Introduction: Ureteroscopy is one of the most common procedures performed for the surgical treatment of kidney stones. However, due to the small field of view, visualization can be obscured by blood and debris. Novel machine learning techniques can augment and improve endoscopic visualization. We sought to develop a computer vision method to automatically identify and segment stones during ureteroscopy.
Methods: Twenty separate videos of ureteroscopy using digital ureteroscopes (Karl Storz Flex Xc) were collected (mean duration ± SD, 22±13 seconds). Frames from each video were extracted at 20 frames per second (fps). The training data was manually annotated to identify the stone in each frame. Three established machine learning models, U-Net, U-Net++, and DenseNet, were trained using the annotated frames. We subjected each model to a hyperparameter tuning (i.e. number of epochs, batch size, and learning rate) to compare different iterations of each model for optimization. Eighty percent of the data was used to train the models with 10% for validation and 10% for testing. Outcomes included Dice similarity coefficient (DSC), accuracy (per pixel), and area under the receiver operating characteristic curve (ROC-AUC).
Results: We observed that the U-Net++ models performed the best with mean DSC, accuracy, and ROC-AUC of 0.92., 0.95, 0.97, respectively. This was followed by the U-Net models with DSC, accuracy, and ROC-AUC of 0.91, 0.96, and 0.97, respectively. DenseNet models showed comparably decreased performance (ROC-AUC of 0.91) with a DSC and accuracy of 0.73 and 0.87, respectively (Figure 1). Additionally, we implemented a system for the processing of real-time video feeds with overlayed model predictions. The models were able to annotate new videos at 30 fps and maintain accuracy.
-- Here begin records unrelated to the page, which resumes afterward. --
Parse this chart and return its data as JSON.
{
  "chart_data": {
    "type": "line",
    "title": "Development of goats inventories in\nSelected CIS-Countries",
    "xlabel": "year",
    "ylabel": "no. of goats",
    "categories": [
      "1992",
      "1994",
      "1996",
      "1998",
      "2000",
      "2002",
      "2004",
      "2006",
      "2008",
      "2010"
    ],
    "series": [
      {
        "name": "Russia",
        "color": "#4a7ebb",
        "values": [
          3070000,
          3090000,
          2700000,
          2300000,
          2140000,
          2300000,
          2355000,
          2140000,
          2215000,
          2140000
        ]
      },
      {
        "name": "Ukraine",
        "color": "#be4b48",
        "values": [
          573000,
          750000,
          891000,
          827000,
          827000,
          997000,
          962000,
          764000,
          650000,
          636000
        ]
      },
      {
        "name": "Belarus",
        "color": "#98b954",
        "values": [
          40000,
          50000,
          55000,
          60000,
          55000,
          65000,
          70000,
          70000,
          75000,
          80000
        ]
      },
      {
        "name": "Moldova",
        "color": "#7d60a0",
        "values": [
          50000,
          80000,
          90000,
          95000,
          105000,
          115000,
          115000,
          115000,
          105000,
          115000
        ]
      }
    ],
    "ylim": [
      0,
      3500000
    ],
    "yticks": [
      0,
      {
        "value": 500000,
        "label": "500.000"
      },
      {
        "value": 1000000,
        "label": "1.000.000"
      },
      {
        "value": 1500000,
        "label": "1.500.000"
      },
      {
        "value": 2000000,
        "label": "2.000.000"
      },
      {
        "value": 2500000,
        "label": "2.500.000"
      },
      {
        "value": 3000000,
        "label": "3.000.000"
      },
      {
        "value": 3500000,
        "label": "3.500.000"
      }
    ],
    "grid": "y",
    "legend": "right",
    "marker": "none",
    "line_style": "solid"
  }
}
Conclusions: Computer vision models can be sufficiently trained to accurately segment stones during ureteroscopy. The success of the models annotating new videos at 30 frames per second demonstrates the feasibility of their application real-time in the operating room. Further model optimization, as well as the development of an automated, endoscopic navigational system, is ongoing.